Sears Canada is going out of business, and it’s dragging 12,000 employees down with it.
In one of the biggest mass layoffs in Canadian retail history, Sears Canada announced Tuesday that it would shut down all of its 130 remaining stores across the country as early as October 19th. The liquidation process, it says, will continue for 10 to 14 weeks — it is unclear if Sears employees will continue to receive compensation during that time period.
A Sears Canada spokesperson told VICE Money that of the 12,000 employees impacted by the layoffs, only a quarter are full-time workers. The rest, he said, occupy part-time positions.
“I’m terrified now, they haven’t really told us what will happen, and when it will happen,” said Sam (not her real name), a current employee at Sears Canada’s Scarborough Town Centre location. Sam is 21, and an undergrad at University of Toronto’s Scarborough campus. She has worked at Sears for the last four years, mostly as a part-time employee given her school commitments.
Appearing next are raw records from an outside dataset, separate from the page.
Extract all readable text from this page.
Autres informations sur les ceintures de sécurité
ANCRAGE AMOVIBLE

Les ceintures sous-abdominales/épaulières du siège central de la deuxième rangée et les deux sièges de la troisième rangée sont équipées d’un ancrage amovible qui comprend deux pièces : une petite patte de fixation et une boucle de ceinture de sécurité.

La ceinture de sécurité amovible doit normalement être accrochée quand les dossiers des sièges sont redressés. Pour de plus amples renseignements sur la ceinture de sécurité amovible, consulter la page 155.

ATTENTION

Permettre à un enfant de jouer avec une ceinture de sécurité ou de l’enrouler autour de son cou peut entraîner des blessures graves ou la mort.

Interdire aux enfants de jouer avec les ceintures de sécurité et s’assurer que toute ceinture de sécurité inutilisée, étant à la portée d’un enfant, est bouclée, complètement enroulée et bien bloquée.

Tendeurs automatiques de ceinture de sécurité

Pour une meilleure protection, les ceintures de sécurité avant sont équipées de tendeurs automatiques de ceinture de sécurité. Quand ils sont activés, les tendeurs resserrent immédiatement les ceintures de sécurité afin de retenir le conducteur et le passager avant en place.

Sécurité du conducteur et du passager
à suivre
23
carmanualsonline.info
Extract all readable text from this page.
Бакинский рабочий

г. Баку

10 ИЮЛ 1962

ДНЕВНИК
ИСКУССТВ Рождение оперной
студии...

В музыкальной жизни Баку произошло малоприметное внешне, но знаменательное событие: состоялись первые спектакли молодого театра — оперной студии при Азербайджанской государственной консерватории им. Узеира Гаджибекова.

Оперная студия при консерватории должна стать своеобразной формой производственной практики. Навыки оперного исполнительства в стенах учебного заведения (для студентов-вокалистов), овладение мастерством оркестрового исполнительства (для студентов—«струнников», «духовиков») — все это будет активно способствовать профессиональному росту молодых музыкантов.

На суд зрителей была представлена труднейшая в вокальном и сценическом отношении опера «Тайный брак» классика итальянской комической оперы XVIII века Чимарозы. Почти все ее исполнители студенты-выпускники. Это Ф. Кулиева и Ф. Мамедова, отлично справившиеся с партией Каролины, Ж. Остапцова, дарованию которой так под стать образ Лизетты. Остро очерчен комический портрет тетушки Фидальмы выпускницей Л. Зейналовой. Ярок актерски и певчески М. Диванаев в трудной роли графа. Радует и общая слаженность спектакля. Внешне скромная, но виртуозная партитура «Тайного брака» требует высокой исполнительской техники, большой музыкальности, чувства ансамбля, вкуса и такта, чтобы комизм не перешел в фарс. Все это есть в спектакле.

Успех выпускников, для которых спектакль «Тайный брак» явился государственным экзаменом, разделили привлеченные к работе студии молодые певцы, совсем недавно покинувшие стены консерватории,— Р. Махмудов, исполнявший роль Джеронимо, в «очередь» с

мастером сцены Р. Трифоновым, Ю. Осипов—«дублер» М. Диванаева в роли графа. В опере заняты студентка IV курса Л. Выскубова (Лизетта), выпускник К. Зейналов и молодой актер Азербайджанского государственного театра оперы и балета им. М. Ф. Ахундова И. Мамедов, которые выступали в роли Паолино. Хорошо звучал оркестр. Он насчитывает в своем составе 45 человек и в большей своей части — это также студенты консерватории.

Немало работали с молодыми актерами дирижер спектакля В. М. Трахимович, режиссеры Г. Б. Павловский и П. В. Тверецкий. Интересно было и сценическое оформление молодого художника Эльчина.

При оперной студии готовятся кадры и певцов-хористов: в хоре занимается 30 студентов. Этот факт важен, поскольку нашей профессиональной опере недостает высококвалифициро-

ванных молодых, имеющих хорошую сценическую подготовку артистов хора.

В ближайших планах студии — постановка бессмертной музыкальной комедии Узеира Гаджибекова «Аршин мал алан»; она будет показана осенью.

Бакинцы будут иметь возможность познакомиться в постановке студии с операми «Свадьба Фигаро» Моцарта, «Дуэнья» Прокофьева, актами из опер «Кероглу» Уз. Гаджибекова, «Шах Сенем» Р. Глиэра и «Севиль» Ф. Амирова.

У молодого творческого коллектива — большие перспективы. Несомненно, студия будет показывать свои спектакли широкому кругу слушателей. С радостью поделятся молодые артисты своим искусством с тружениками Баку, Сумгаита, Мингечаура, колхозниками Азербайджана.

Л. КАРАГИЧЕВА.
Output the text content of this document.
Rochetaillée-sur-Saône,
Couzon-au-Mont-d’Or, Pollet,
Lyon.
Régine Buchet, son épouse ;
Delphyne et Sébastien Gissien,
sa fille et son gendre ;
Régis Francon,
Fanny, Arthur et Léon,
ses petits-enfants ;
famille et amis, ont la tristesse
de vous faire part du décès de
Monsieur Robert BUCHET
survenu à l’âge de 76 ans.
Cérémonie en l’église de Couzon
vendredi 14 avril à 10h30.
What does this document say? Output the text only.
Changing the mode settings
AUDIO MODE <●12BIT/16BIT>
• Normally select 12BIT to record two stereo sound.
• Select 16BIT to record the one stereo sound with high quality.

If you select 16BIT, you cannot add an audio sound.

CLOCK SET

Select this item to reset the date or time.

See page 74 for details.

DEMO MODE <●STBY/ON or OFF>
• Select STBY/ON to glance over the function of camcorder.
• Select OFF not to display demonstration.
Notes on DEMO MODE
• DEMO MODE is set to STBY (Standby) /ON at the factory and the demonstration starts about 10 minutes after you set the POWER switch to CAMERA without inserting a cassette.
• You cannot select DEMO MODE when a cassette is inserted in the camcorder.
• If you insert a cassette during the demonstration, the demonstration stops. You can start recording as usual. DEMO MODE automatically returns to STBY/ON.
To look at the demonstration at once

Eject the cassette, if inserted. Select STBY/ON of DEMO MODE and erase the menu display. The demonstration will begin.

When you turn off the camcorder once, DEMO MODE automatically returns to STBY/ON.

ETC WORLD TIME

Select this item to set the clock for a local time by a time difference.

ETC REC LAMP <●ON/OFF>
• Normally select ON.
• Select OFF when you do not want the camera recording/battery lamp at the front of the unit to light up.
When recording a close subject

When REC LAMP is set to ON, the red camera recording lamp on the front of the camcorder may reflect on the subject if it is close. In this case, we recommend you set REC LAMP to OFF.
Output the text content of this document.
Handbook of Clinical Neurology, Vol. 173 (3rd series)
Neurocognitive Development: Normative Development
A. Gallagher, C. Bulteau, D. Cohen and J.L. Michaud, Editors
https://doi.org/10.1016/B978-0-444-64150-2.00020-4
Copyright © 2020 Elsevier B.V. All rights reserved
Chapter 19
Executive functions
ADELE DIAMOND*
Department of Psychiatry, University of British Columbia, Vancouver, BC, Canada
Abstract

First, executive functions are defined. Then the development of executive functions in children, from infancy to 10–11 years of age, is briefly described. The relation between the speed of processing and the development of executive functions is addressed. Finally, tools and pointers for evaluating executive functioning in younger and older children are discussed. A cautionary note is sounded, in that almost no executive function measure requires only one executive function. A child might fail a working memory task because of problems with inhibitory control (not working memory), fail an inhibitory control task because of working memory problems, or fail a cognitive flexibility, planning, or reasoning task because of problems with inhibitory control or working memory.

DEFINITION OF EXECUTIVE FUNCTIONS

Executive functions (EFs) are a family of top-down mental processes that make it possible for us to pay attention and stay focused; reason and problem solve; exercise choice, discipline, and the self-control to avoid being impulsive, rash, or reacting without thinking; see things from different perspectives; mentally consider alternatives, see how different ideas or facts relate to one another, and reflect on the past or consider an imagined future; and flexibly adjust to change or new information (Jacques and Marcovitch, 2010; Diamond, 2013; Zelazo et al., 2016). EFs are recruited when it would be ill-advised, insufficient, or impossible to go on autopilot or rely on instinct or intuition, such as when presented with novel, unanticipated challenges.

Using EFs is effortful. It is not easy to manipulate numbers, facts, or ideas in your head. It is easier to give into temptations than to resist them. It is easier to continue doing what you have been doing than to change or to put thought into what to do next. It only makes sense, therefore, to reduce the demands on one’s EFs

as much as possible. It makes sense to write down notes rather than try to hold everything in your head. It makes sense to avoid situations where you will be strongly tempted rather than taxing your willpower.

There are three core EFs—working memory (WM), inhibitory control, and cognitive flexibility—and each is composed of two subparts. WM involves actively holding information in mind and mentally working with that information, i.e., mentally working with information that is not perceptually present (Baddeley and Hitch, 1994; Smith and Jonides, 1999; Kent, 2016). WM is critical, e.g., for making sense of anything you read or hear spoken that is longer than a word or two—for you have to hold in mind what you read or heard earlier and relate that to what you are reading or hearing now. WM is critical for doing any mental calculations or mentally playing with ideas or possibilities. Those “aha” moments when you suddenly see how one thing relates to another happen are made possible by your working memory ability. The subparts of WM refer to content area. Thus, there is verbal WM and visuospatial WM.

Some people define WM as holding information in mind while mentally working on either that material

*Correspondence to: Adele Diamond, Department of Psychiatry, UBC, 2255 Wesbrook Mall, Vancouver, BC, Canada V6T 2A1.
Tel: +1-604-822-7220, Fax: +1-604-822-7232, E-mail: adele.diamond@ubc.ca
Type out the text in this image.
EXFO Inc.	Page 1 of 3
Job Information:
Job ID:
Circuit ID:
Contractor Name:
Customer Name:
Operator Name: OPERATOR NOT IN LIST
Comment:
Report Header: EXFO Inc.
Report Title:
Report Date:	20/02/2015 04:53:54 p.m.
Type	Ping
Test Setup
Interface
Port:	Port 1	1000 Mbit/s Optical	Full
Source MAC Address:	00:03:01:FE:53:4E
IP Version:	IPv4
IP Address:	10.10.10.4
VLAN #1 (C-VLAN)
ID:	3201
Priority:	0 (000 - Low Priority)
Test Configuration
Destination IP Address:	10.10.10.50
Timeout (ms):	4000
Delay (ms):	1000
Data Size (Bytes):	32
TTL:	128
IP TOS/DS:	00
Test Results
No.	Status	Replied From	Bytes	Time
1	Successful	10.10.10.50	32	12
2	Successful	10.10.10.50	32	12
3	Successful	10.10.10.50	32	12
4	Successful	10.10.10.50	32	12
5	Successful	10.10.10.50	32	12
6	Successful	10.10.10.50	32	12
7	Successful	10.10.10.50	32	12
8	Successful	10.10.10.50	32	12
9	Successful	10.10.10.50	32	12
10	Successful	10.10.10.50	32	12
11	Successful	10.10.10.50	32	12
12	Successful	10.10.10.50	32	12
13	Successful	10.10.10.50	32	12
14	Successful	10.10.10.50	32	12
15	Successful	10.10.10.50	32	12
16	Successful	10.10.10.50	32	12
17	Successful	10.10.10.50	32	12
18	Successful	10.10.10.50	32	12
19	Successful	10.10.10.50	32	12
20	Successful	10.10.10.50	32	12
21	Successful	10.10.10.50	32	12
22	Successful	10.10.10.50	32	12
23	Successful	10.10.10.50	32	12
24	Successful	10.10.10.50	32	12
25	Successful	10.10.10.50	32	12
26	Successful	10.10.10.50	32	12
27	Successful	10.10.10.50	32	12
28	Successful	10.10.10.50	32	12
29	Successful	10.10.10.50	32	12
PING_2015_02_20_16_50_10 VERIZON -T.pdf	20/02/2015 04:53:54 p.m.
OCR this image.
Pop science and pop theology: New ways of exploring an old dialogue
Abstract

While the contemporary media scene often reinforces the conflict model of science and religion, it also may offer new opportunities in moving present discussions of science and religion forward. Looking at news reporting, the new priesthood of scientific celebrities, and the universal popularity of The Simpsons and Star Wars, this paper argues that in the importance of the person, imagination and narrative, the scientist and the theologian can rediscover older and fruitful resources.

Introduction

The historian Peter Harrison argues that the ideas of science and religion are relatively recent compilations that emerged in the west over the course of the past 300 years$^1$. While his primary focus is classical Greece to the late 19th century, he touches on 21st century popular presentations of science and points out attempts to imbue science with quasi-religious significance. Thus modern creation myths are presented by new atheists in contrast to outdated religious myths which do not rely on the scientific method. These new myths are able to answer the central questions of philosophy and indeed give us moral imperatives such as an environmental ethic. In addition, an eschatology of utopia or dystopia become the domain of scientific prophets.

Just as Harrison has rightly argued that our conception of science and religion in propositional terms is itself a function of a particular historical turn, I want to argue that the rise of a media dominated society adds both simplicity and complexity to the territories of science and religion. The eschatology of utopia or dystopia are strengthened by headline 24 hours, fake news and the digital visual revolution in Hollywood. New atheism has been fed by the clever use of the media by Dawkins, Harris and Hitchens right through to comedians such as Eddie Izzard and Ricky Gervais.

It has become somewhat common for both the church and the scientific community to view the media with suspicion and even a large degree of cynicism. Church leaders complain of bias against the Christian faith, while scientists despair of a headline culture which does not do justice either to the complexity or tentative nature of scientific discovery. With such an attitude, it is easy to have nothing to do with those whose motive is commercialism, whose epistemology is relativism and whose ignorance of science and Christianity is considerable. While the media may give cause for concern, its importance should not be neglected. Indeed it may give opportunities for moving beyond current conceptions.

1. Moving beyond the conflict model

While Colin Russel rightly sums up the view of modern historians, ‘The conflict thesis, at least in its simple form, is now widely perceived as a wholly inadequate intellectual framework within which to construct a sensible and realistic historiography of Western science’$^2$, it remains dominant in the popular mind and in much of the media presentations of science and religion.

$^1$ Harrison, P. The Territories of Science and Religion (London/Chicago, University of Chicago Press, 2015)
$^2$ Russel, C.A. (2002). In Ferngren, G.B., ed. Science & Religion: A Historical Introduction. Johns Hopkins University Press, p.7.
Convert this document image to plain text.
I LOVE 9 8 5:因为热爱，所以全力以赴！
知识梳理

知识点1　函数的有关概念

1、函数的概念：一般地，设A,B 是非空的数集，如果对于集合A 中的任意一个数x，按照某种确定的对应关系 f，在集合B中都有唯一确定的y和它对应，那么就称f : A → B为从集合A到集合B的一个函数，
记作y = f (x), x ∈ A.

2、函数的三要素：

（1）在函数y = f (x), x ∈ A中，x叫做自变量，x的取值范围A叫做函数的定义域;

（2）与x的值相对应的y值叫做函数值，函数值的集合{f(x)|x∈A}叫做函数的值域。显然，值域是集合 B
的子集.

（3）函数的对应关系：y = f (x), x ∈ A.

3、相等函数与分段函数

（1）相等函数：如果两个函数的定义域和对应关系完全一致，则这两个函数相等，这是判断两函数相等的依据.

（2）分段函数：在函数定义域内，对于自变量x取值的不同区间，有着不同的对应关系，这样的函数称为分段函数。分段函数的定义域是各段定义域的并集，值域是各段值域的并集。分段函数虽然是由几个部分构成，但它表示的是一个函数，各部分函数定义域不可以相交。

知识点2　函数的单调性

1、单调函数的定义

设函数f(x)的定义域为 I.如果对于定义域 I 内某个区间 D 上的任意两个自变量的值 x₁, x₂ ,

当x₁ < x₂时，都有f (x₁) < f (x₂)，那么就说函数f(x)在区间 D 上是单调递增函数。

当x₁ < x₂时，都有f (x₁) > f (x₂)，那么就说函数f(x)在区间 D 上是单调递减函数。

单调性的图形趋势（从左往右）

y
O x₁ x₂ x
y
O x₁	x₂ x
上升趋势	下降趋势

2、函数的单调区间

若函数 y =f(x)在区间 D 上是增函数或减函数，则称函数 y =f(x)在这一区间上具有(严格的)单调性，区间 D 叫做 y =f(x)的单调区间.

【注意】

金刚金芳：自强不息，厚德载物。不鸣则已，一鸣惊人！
“Contrary to what people think, it’s not very easy to find part-time work that can align with your schedule, especially when you’re in university,” Sam told VICE Money. “I’m dependent on this income. My mom needs it, and I need it, because my student loan isn’t enough for both of us.”
Sears Canada’s downward spiral began early this summer, when it entered into court-approved credit protection, shut down 58 stores and laid off more than 3,000 staff without severance. As recently as last week, Sears Canada’s court-appointed monitor, FTI Consulting was examining a bid submitted by the company’s most senior executive, Brandon Stranzl.
But that bid was unsuccessful, with the company calling it an “unviable transaction to keep Sears Canada going.”
What remains at stake is whether or not these 12,000 employees will receive any kind of severance as a result of the layoffs. According to Ryan Bonnar of Samfiru Tumarkin LLP — a labour and employment firm representing some former Sears employees that were terminated before bankruptcy proceedings began — there is an almost zero percent chance that employees will receive any sort of compensation.
“They are 100 percent owed severance, they are just simply not likely to get it,” he told VICE Money. “This is because secured creditors will get paid first as part of the liquidation, and there won’t be any money left to pay severance. So an employee is owed severance but the company will not be paying it.”
Upon Sears Canada entering into creditor-protection this summer, Samfiru and Tumarkin LLP began writing to every MP requesting that a legislative change be made to bankruptcy laws such that employees are at the “front of the line” when the company is in bankruptcy proceedings.
“The Ministry of Innovation, Science and Economic Development Canada responded to our recommendations with just a statement indicating that they would not be taking our suggestions into consideration,” Bonnar said.